The script before the derby was all but known, City would dominate possession trying to tire and stretch their opposition, while United would defend with 11 men, be compact and try to hit them on fast breaks. This counter-plan from Mourinho had worked in the past; He had done it previously in his time at both Inter Milan, and Real Madrid respectively.
When pressed, City’s defense can be wobbly under pressure. This was evident when United pressed forward late on in the first half after going behind in the 43rd minute. Within 3 minutes of conceding from a set piece, United had created 2 opportunities. First, Martial created an opportunity for himself after dribbling from the half way line and taking on the entire City defence, only to produce a tame shot that was easily collected by Ederson. And then secondly, a hopeful long ball from Rojo into a dangerous area was not dealt with by either Otamendi or Kompany and popped up nicely for Rashford to finish.
In attack, City’s wing backs did not push up the field as they have done this season. They were marked by the pacey Rashford and Martial and had to be ready to defend United’s counter-Attacks. The affect can be seen in Kyle Walker who has amassed 7.5 attack points-per-minute so far this season, yet only contributed 4.5 attack points per minute versus United. Below we can see Walker’s role in City’s other matches this season compared to Sunday’s match.
City’s attacking play was, relatively, subdued as Mourinho sent Herrera and Matic out to man-mark the creative duo of De Bruyne and David Silva. And it worked somewhat as City found it difficult to break down United’s defence with their usual ease. Their two goals were scored from set pieces, they had previously only scored from 5 this season. Silva has contributed in 12.3 points-per-minute in attack this season, but in the derby his output in attack was only worth 2.6 points-per-minute. The comparison can be seen below.
Pep also took a few pages out of of Mourinho’s playbook. As he has often done this season, in the 60th minute he substituted his striker Gabriel Jesus. Yet, extremely surprisingly he was not replaced by Aguero but rather by Eliaquim Mangala as City played the last 30 minutes of the derby without a forward. Furthermore in order to run down the clock, in the last 10 minutes of the game Guardiola’s players took the ball into United’s corner, much to the frustration of the United players and the Old Trafford faithful.
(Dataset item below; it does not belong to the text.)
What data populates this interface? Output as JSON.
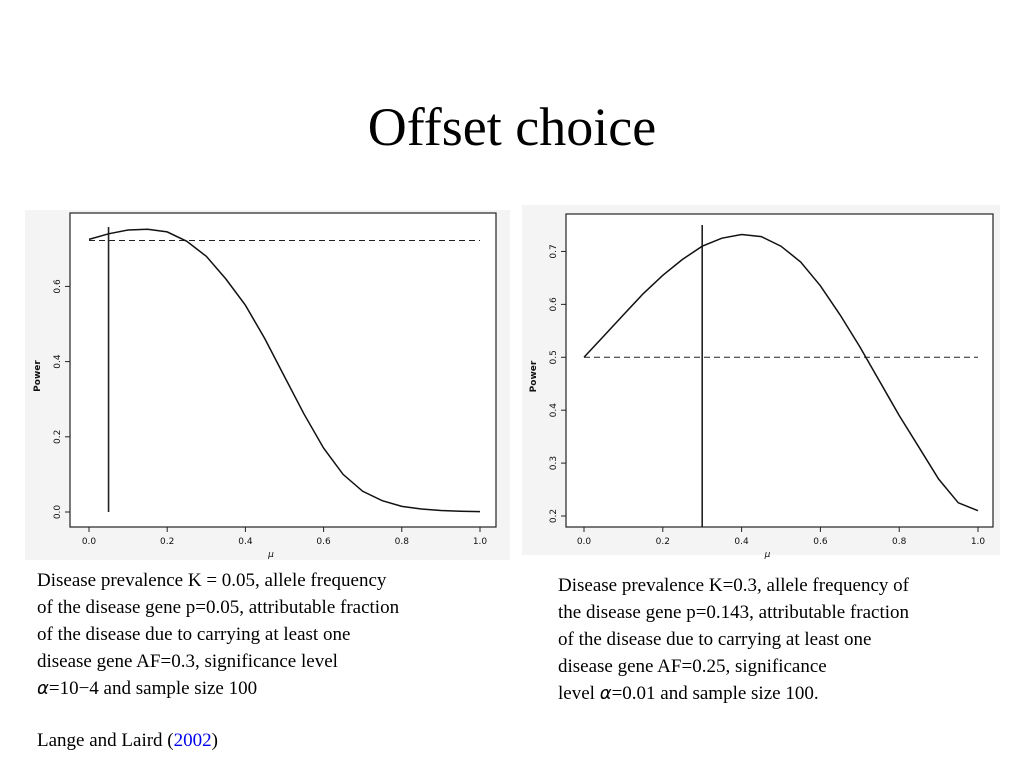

Pep’s willingness to compromise, these chances created by United and the failure of the team to convert their dominance in possession into goals are all evidence that this City team is not invincible. Pep knows this and has developed as a manager to combat this. His foundations are the same, attack as a team and defend by controlling possession and not giving the opposition time on the ball. Yet, he has evolved his thinking and his tactics to fit the intense never-give-in style of the Premier League. We are seeing a new dimension to his footballing philosophy.
City’s tactics show that Guardiola have a plan B, which will make them a force to be reckoned with both domestically and in Europe. United had their few chances in the match, and with more efficiency, quicker transitions from defence to attacks, and greater lethality in front of goal they could have gotten more out of the match. Up next for them is a trip to Wales and Swansea. The Swans will be the next team that tells themselves that even City, just like any other team, have their weaknesses.